GÜNÜN AYET VE HADİSİ
GÜNÜN AYETİ
وَاِنْ اَحَدٌ مِنَ الْمُشْرِك۪ينَ اسْتَجَارَكَ فَاَجِرْهُ حَتّٰى يَسْمَعَ كَلَامَ اللّٰهِ ثُمَّ اَبْلِغْهُ مَأْمَنَهُۜ ذٰلِكَ بِاَنَّهُمْ قَوْمٌ لَا يَعْلَمُونَ۟
“Eğer müşriklerden biri, senden ’eman isterse’, ona eman ver; öyle ki Allah’ın sözünü dinlemiş olsun, sonra onu ‘güvenlik içinde olacağı yere ulaştır.’ Bu, onların elbette bilmeyen bir topluluk olmaları nedeniyledir.“
(Tevbe Suresi 6. Ayet)
GÜNÜN HADİSİ
182-.……Ebû Tâlib’in kızı Ümmü Hâni’in hizmetçisi Ebû Murre haber verdi ki, kendisi Ebû Tâlib’in kızı Ümmü Hâni’den şöyle derken işitmiştir: Ben Mekke fethi senesi Rasûlullah(Sav)’ın yanına gittim ve onu yıkanır hâlde buldum. Kızı Fâtıma da kendisini perde tutup örtüyordu. Selâm verdim.
— “Bu kadın kimdir?” diye sordu.
— Ben Ebû Tâlib’in kızı Ümmü Hâni’im! cevâbını verdim.
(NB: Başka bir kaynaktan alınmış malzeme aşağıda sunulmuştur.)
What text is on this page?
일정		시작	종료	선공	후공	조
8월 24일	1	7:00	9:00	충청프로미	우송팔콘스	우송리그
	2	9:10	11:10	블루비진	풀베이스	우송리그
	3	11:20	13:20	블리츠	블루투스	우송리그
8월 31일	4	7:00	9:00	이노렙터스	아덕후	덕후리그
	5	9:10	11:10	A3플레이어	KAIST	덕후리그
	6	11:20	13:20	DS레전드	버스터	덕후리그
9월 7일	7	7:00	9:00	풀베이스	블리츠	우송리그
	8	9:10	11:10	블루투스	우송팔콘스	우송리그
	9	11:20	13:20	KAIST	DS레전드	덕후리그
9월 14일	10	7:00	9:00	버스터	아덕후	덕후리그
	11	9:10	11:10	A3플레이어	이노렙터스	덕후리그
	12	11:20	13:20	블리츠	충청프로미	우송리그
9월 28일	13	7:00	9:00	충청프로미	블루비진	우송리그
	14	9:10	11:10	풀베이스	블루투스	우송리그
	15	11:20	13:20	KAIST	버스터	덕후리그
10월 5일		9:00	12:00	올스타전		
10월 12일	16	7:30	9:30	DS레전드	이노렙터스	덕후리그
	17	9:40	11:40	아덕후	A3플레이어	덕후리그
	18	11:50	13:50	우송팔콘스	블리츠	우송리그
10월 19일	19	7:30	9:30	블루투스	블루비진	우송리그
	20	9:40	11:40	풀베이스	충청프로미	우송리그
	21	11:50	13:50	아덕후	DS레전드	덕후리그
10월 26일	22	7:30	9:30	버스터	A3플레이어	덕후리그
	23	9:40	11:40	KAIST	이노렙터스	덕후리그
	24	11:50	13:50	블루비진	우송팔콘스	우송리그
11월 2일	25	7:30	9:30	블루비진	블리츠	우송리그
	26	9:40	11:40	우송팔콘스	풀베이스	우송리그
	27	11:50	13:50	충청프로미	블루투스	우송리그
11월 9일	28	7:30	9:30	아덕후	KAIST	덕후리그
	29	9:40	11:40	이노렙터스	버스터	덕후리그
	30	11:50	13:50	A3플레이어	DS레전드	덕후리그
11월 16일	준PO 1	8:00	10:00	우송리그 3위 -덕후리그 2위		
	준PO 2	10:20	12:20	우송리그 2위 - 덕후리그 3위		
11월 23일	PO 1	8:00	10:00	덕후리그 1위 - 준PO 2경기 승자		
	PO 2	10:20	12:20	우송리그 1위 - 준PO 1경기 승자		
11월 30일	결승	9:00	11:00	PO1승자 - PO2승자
— “Ümmü Hâni’e merhaba ( Hoş geldin, safa geldin Ümmü Hâni’)” dedi.
Yıkanmasını bitirince Rasülullah sırtındaki tek parça kumaşı çaprazvârî bağlamış olduğu hâlde durup sekiz rek’at namaz kıldı. Namazdan çıktığı zaman:
— Yâ Rasûlallah! Anamın oğlu Alî, benim and ve emân verdiğim fulân adamı, Hubeyre oğlu fulân kimseyi öldüreceğini zu’m etmiştir! dedim.
Bunun üzerine Rasülullah:
— “Yâ Ümme Hâni’! Senin ahd ve emân verdiğin kimseye biz de ahd ve emân vermişizdir!” buyurdu.
Ümmü Hâni’: Bu, duhâ vakti idi, demiştir.